IT戦略本部(本部長:小泉首相)がまとめる
「オンライン利用促進のための行動計画」
の原案が明らかになった。

行政機関への各種届出がネットで出来る
電子申請の利用が低迷していることを踏まえ、
優遇措置の必要性を強調。 
所得税など国税のネット申告について
「税控除を含めた検討」を明記したのが特徴。

                上記、本文より抜粋


・・・・。 
うーん 。。。

税控除、、、
嬉しい、そりゃ嬉しい、、そりゃあね。。。


しかし
電子行政のネット改革について、
利用低迷の原因となっている部分は
そこが一番では、ないのではないか。。。

利用率アップの為に
プライオリティを上げなければいけないのは、
優遇措置より更に先に、、ユーザビリティだろう。。















森首相時代に構想された、
e-Japan計画。

インフラ整備は
商用サービスの競争激化で
世界でもトップクラスの水準を誇る日本だが、
サービス面、特に行政上の浸透においては
まだまだ世界に埋もれているのが現状。

利用率を見てみると、、、燦燦たる内容。





その理由は、やはり、、

国民への電子申請の告知不足
ユーザビリティの低さ

この点に、尽きるのではないかな。。。





告知不足は、まぁ
まだまだこれから、というところだろう。
法人も個人も、自らの各種申告が
ネット上にてどの様に申し込めるのか、
これが少しずつ広がっていけば。。
実際、利用率は少しずつ上昇している。

て、目標期日から3年たっても、
この体たらくだが (苦笑)

でも
本当に利用の意義が定着すれば、
ある時点から加速度的にアップするはず。

そう、その為にも、、、
「ユーザビリティ」
まず、これを何とかしないと。。。










ネットは、今後の重要な社会インフラ。
インフラたるものが、使いづらければ
それが普及するわけは、、、無い。

元々は紙ベースで、
役所に足を運んで、
それで賄っている現在。
煩雑ながら、それで賄えている。

そこへ情報技術を駆使して
処理効率化を狙おうというのに、
ユーザビリティが悪ければ、、意味が無い。。





私も、前年は転職の為に確定申告を。
ネット上から申告書を記述。
そして、それを 、、、
結局、、ダウンロード、捺印して郵送・・・ ('A`;)ハァ

確定申告書なんて
元々紙で郵送されてくるし、、
結局その後のフローが同じなら、
全然ネットを利用する優位性が、、、無い。。


ネットでサービスを提供するなら
「ネット上でのワンストップ」 を実現しないと、
利用者は今まで通りの方法からは離れないだろう。















今回の記事の中でも、
後半こそ大切な事がピックアップされている。


確定申告書は
期日中24時間受付に。

還付にかかる期間を
6週間から3週間へ。

電子署名も簡略化。
税理士が関わっている場合、
本人の署名を省いたり、
別途郵送する必要がある書類の
提出を省略できるようにする。

分かりにくいと批判の多い
入力画面のシステム再設計を。

                上記、本文より抜粋


そう、こういう部分。
こういう部分にこそ、
プライオリティをつけて欲しい。
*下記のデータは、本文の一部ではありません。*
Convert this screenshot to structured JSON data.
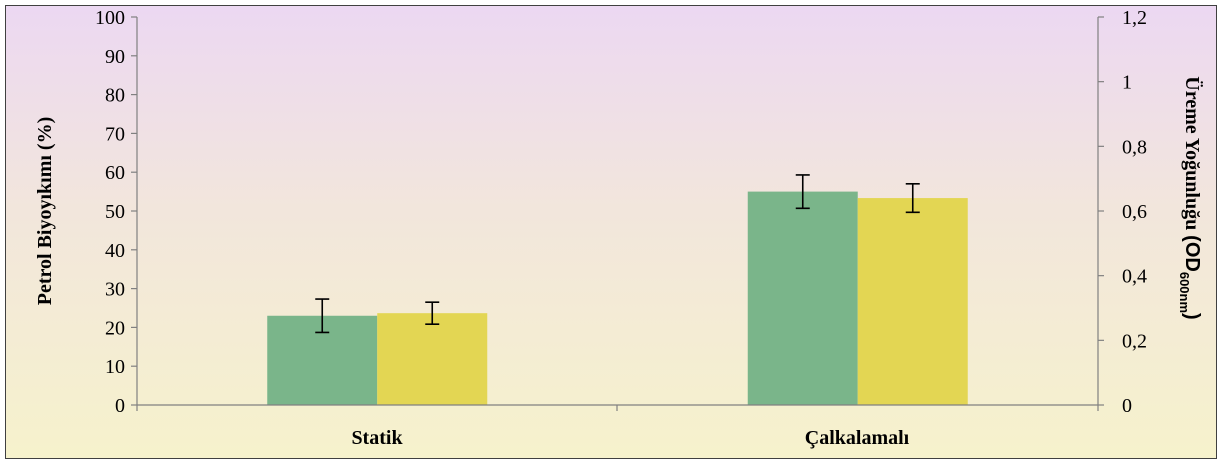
{
  "chart_data": {
    "type": "bar",
    "categories": [
      "Statik",
      "Çalkalamalı"
    ],
    "series": [
      {
        "name": "",
        "axis": "left",
        "color": "#7ab58a",
        "values": [
          23,
          55
        ],
        "errors": [
          4.3,
          4.3
        ]
      },
      {
        "name": "",
        "axis": "right",
        "color": "#e3d653",
        "values": [
          0.284,
          0.64
        ],
        "errors": [
          0.034,
          0.044
        ]
      }
    ],
    "ylabel_left": "Petrol Biyoyıkımı (%)",
    "ylabel_right": "Üreme Yoğunluğu",
    "ylabel_right_od": "(OD",
    "ylabel_right_sub": "600nm",
    "ylabel_right_close": ")",
    "ylim_left": [
      0,
      100
    ],
    "ylim_right": [
      0,
      1.2
    ],
    "yticks_left": [
      "0",
      "10",
      "20",
      "30",
      "40",
      "50",
      "60",
      "70",
      "80",
      "90",
      "100"
    ],
    "yticks_right": [
      "0",
      "0,2",
      "0,4",
      "0,6",
      "0,8",
      "1",
      "1,2"
    ],
    "grid": false,
    "legend": "none"
  }
}
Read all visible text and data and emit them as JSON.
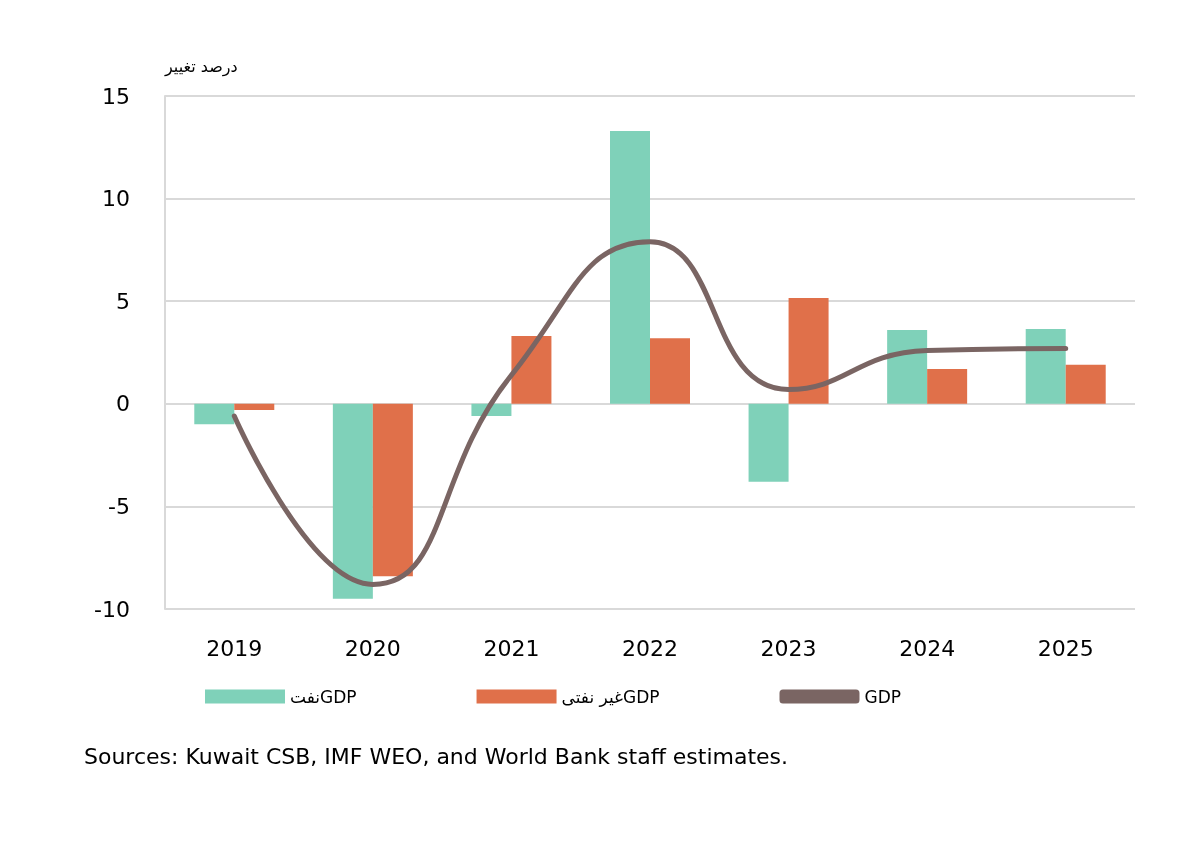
{
  "chart_data": {
    "type": "bar",
    "ylabel": "درصد تغییر",
    "categories": [
      "2019",
      "2020",
      "2021",
      "2022",
      "2023",
      "2024",
      "2025"
    ],
    "series": [
      {
        "name": "نفتGDP",
        "color": "#7fd1b9",
        "values": [
          -1.0,
          -9.5,
          -0.6,
          13.3,
          -3.8,
          3.6,
          3.65
        ]
      },
      {
        "name": "غیر نفتیGDP",
        "color": "#e0704a",
        "values": [
          -0.3,
          -8.4,
          3.3,
          3.2,
          5.15,
          1.7,
          1.9
        ]
      },
      {
        "name": "GDP",
        "type": "line",
        "color": "#7a6563",
        "values": [
          -0.6,
          -8.8,
          1.4,
          7.9,
          0.7,
          2.6,
          2.7
        ]
      }
    ],
    "ylim": [
      -10,
      15
    ],
    "yticks": [
      -10,
      -5,
      0,
      5,
      10,
      15
    ],
    "grid": "y",
    "legend": "bottom",
    "marker": "none",
    "annotations": [
      "Sources: Kuwait CSB, IMF WEO, and World Bank staff estimates."
    ]
  }
}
。



利用者にとって、
何よりも一番嬉しいのは
「手間・煩雑さからの解放」

役所までの移動や
窓口での待ち時間からの解放、
また PC での操作の容易さも、然り。

誰でも簡単に、いや
「当たり前に」 使えるからこそ、普及する。
社会インフラとは、そういうもののはず。















その上で、
金銭的な優遇があれば
尚の事、嬉しいに決まっている (笑


・登記情報の閲覧手数料を値下げ
・登記免許税の引き下げを検討

                上記、本文より抜粋


優遇措置、というだけでなく、
 ●紙など資源の削減
 ●人的コストの削減
そこからもたらされる
金銭的優遇であれば、何よりなんだが。

それこそ、
本当の 「効率化」 であると感じる。



もちろん 「控除」 も
負担減としてとても嬉しいが、
優遇措置といいながら控除して、
そこに何の計画性も無い場合
まーた国の借金ばかり増やされたら、、
どーせ後でツケは国民に周って来るんだし。。

払うべきものならば
国民としてきっちり払うから、
本当の意味での効率化、
そしてIT技術の駆使によって
金銭的優遇を、実現して欲しい。。















政府は、
「次の5年」 に向けて
IT推進を目指している。


ただ、
2005年までの進捗において、
遅々として進んでいなかった点、
 ●行政処理へのIT活用
 ●デジタルデバイトの解消
 ●教育現場へのIT導入推進
 ●IT業界における人材の育成
この辺りをどの様に
この短期間で実現させるか、
そこを再度省みておかないと、
そう簡単にはIT普及は進まないと
個人的に、感じます。

その一歩目として、
やはり行政サービスへのIT活用こそ
何より重要な試金石、だと。





ネットは、社会インフラ。
インフラにおいての最重要ファクターは、
当然国民のニーズであるはず。

行政も、商用も、
まず何よりニーズを満たす事ありき。
ニーズを満たせれば、
自ずと収入はもたらされる。
インフラという事そのものが、
強固な継続的収入基盤となる。
インフラは、継続が前提となるのだから。

ニーズを満たす為に、
その内の大切なファクターである
「誰でも利用可能な容易性、そして利便性」
を作り出して欲しい。





IT・インターネットの
サービス面での有効活用力は
主要国の中では 「中流」 な日本。

通信インフラ普及率だけではなく、
社会インフラ活用国として本当の意味で
世界のITリーダー国となるために、、
これからの5年、、期待したい。



その内の
ほんの、たったの米粒程の力ながら、、
自分も自分の場所で、尽力したい。。